Lawmakers will convene in Concord this week to mull over attempts to overturn bills vetoed by Gov. Maggie Hassan (D) to include one on pro-gun reforms.
In July, Hassan dropped veto ink on a Senate bill passed by the majority of state lawmakers that would have made the Granite State the eighth to allow concealed carry without a permit. The legislation, Senate Bill 116, was introduced by state Republicans and passed the Senate 14-9 in February before winning over the House in a 212-150 vote in April.
On the eve of its final vote, Hassan met gun control advocates and pledged to veto the measure if it reached her desk, which she kept.
Now the New Hampshire Republican State Committee is calling for a bipartisan effort to override some of Hassan’s veto work when the legislature reconvenes on Wednesday. While two budget bills are taking center stage in the veto session, the constitutional carry measure is seeing renewed attention from both Second Amendment and gun control advocates.
“Gun extremists in New Hampshire are back at it again,” reads an alert by former New York Mayor Michael Bloomberg’s Everytown for Gun Safety group posted Sunday. “They want to override Governor Maggie Hassan’s veto of a dangerous gun bill that would have let people carry hidden, loaded handguns in public without a permit.”
The National Rifle Association, who is supporting a potential veto override, point out that New Hampshire had constitutional carry until 1926 and currently has very liberal open carry laws, but is in need of the reform.
“In New Hampshire, existing state law recognizes the right of any citizen who can legally own/possess a firearm to carry it openly, either loaded or unloaded, anywhere in the state not prohibited by law,” reads a statement issued Monday by the NRA’s Institute for Legislative Action. “Because law-abiding citizens can carry a firearm openly without a permit, they should not become criminals just because they put on a jacket or place their firearm in their purse or briefcase. Law-abiding citizens do not suddenly turn into violent criminals just because they choose to conceal their firearm.”
According to New Hampshire laws, the legislature would have to pass SB 116 by a two-thirds majority vote in both chambers.
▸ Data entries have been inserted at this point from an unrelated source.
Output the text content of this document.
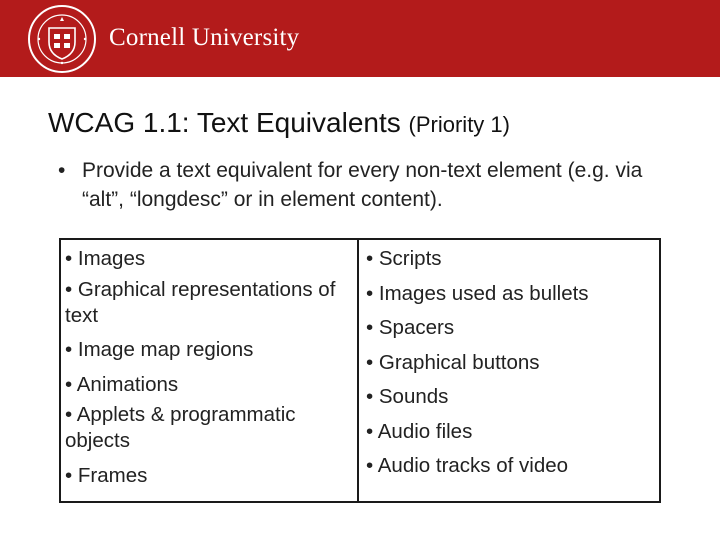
Cornell University
WCAG 1.1: Text Equivalents (Priority 1)
• Provide a text equivalent for every non-text element (e.g. via “alt”, “longdesc” or in element content).
• Images
• Graphical representations of text
• Image map regions
• Animations
• Applets & programmatic objects
• Frames
• Scripts
• Images used as bullets
• Spacers
• Graphical buttons
• Sounds
• Audio files
• Audio tracks of video
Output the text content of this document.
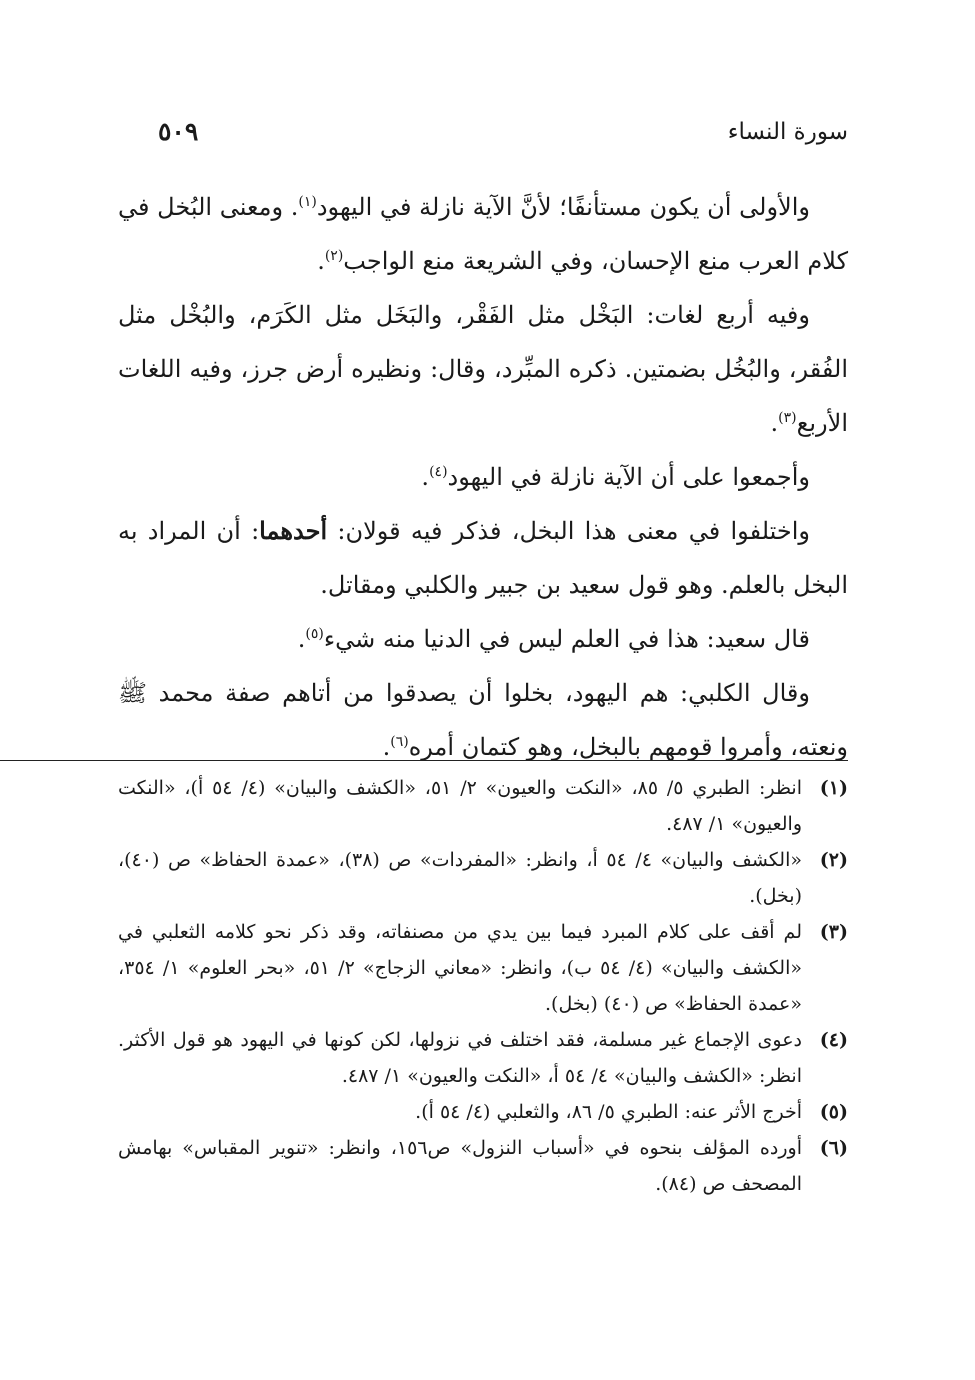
سورة النساء
٥٠٩

والأولى أن يكون مستأنفًا؛ لأنَّ الآية نازلة في اليهود$^{(١)}$. ومعنى البُخل في كلام العرب منع الإحسان، وفي الشريعة منع الواجب$^{(٢)}$.

وفيه أربع لغات: البَخْل مثل الفَقْر، والبَخَل مثل الكَرَم، والبُخْل مثل الفُقر، والبُخُل بضمتين. ذكره المبِّرد، وقال: ونظيره أرض جرز، وفيه اللغات الأربع$^{(٣)}$.

وأجمعوا على أن الآية نازلة في اليهود$^{(٤)}$.

واختلفوا في معنى هذا البخل، فذكر فيه قولان: أحدهما: أن المراد به البخل بالعلم. وهو قول سعيد بن جبير والكلبي ومقاتل.

قال سعيد: هذا في العلم ليس في الدنيا منه شيء$^{(٥)}$.

وقال الكلبي: هم اليهود، بخلوا أن يصدقوا من أتاهم صفة محمد ﷺ ونعته، وأمروا قومهم بالبخل، وهو كتمان أمره$^{(٦)}$.

(١)
انظر: الطبري ٥/ ٨٥، «النكت والعيون» ٢/ ٥١، «الكشف والبيان» (٤/ ٥٤ أ)، «النكت والعيون» ١/ ٤٨٧.
(٢)
«الكشف والبيان» ٤/ ٥٤ أ، وانظر: «المفردات» ص (٣٨)، «عمدة الحفاظ» ص (٤٠)، (بخل).
(٣)
لم أقف على كلام المبرد فيما بين يدي من مصنفاته، وقد ذكر نحو كلامه الثعلبي في «الكشف والبيان» (٤/ ٥٤ ب)، وانظر: «معاني الزجاج» ٢/ ٥١، «بحر العلوم» ١/ ٣٥٤، «عمدة الحفاظ» ص (٤٠) (بخل).
(٤)
دعوى الإجماع غير مسلمة، فقد اختلف في نزولها، لكن كونها في اليهود هو قول الأكثر. انظر: «الكشف والبيان» ٤/ ٥٤ أ، «النكت والعيون» ١/ ٤٨٧.
(٥)
أخرج الأثر عنه: الطبري ٥/ ٨٦، والثعلبي (٤/ ٥٤ أ).
(٦)
أورده المؤلف بنحوه في «أسباب النزول» ص١٥٦، وانظر: «تنوير المقباس» بهامش المصحف ص (٨٤).
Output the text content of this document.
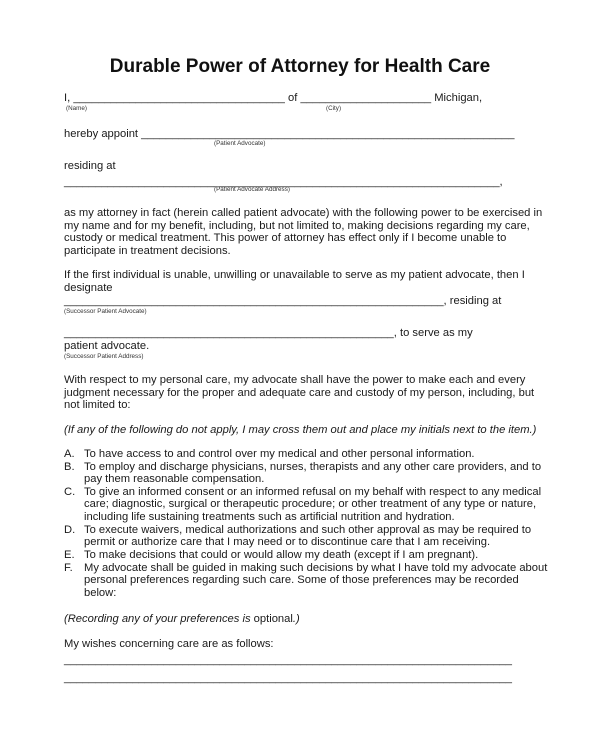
Durable Power of Attorney for Health Care
I, __________________________________ of _____________________ Michigan,
(Name)	(City)
hereby appoint ____________________________________________________________
(Patient Advocate)
residing at
______________________________________________________________________,
(Patient Advocate Address)
as my attorney in fact (herein called patient advocate) with the following power to be exercised in my name and for my benefit, including, but not limited to, making decisions regarding my care, custody or medical treatment. This power of attorney has effect only if I become unable to participate in treatment decisions.
If the first individual is unable, unwilling or unavailable to serve as my patient advocate, then I designate
_____________________________________________________________, residing at
(Successor Patient Advocate)
_____________________________________________________, to serve as my
patient advocate.
(Successor Patient Address)
With respect to my personal care, my advocate shall have the power to make each and every judgment necessary for the proper and adequate care and custody of my person, including, but not limited to:
(If any of the following do not apply, I may cross them out and place my initials next to the item.)
A. To have access to and control over my medical and other personal information.
B. To employ and discharge physicians, nurses, therapists and any other care providers, and to pay them reasonable compensation.
C. To give an informed consent or an informed refusal on my behalf with respect to any medical care; diagnostic, surgical or therapeutic procedure; or other treatment of any type or nature, including life sustaining treatments such as artificial nutrition and hydration.
D. To execute waivers, medical authorizations and such other approval as may be required to permit or authorize care that I may need or to discontinue care that I am receiving.
E. To make decisions that could or would allow my death (except if I am pregnant).
F. My advocate shall be guided in making such decisions by what I have told my advocate about personal preferences regarding such care. Some of those preferences may be recorded below:
(Recording any of your preferences is optional.)
My wishes concerning care are as follows:
________________________________________________________________________
________________________________________________________________________
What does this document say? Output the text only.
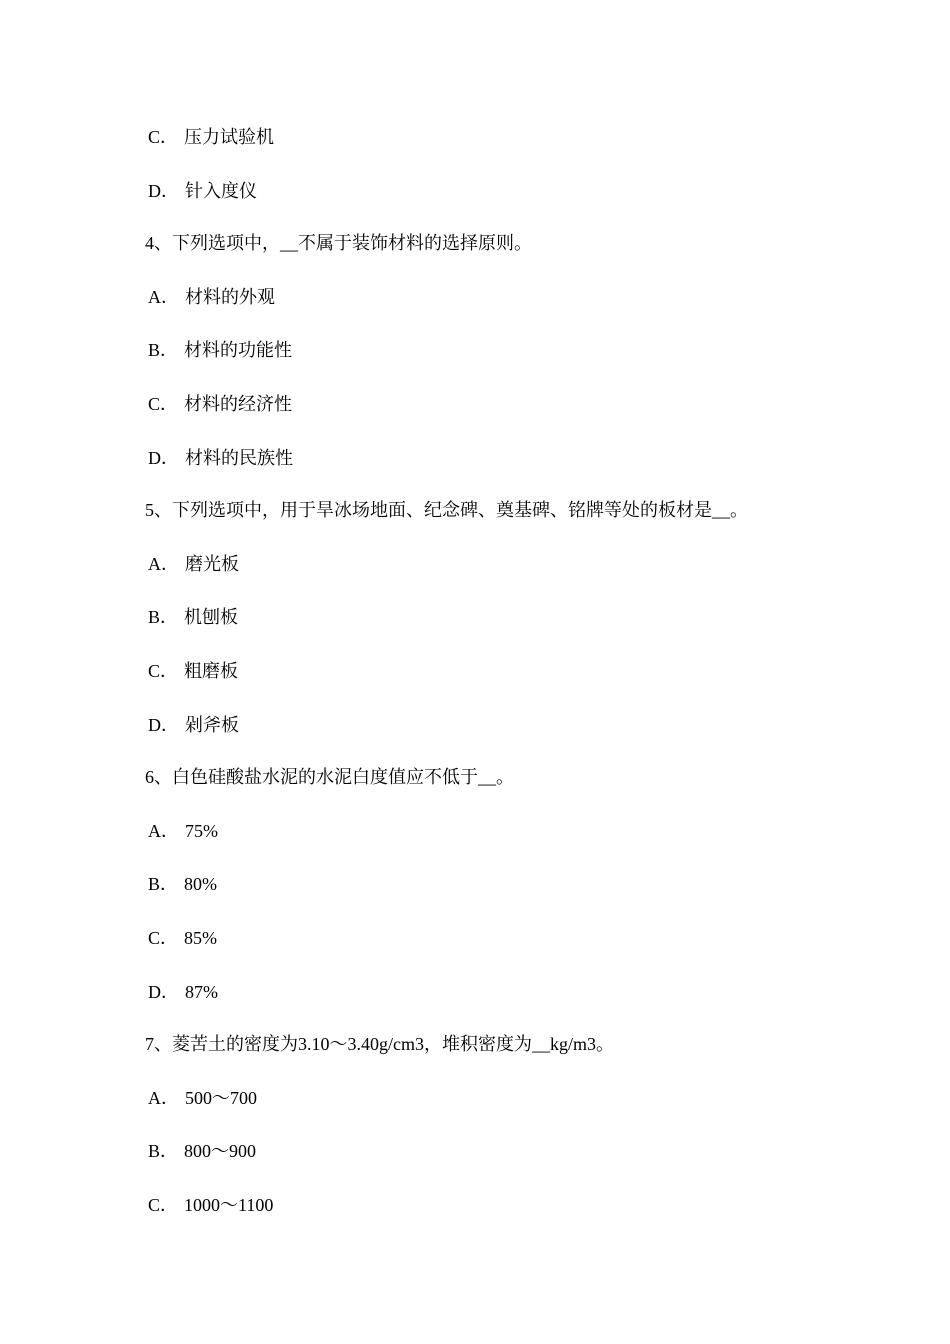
C． 压力试验机
D． 针入度仪
4、下列选项中，__不属于装饰材料的选择原则。
A． 材料的外观
B． 材料的功能性
C． 材料的经济性
D． 材料的民族性
5、下列选项中，用于旱冰场地面、纪念碑、奠基碑、铭牌等处的板材是__。
A． 磨光板
B． 机刨板
C． 粗磨板
D． 剁斧板
6、白色硅酸盐水泥的水泥白度值应不低于__。
A． 75%
B． 80%
C． 85%
D． 87%
7、菱苦土的密度为3.10～3.40g/cm3，堆积密度为__kg/m3。
A． 500～700
B． 800～900
C． 1000～1100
In the Senate, Republicans hold 14 of 24 seats and would need to count all of their members as well as pick up two Democrats to carry an override.
In the 400-seat House, the GOP would need to keep all of its 239 votes and convince two dozen lawmakers on the other side of the aisle that New Hampshire is better served by going constitutional carry despite the wishes of the governor. On its first trip through the House, a number of Democrats cast their lot against Hassan already, meaning a fight could be on as 2016 is an election year for all New Hampshire state lawmakers – the Governor included.